We’ve always said it, but now there is proof. A new study from Peter D Hart Research finds only 51% of the 500 borrowers surveyed say they are very informed about their mortgage’s terms and conditions; 18% of borrowers don’t even know their current interest rate; 25% don’t know when their lender will next be able to raise their rate; 73% do not know how much their monthly mortgage payment will increase the next time their rate goes up.
Now for the bad part: 40% say they do now know whom to turn to for guidance if they have difficulty paying.

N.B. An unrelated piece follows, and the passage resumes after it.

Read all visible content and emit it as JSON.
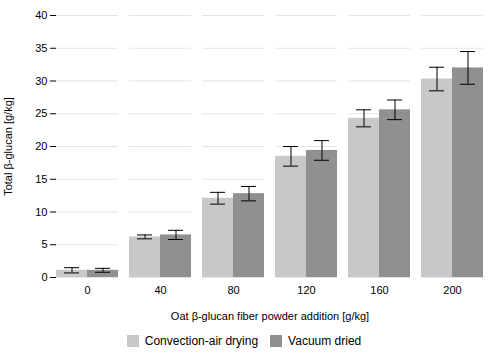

I could ask, on this last one, why their lender doesn’t first come to mind, but the Treasury Secretary told us last week that the bulk of borrowers in distress don’t even bother to contact their lenders. Last week he launched a new effort with the nation’s largest lenders called Hope Now to try to encourage borrowers to seek help. The trouble is, as he admits, only half of people who do contact their lenders end up staying in their homes.
Interestingly today, Treasury SecretaryPaulson ratcheted up the rhetoric, sending all the news wires flashing when he said in a speech at Georgetown Law: “But let me be clear, despite strong economic fundamentals, the housing decline is still unfolding and I view it as the most significant current risk to our economy. The longer housing prices remain stagnant or fall, the greater the penalty to our future economic growth.”
Now I know a lot of folks out there like to blame the media for reporting this story out of proportion, but those are his words, not mine.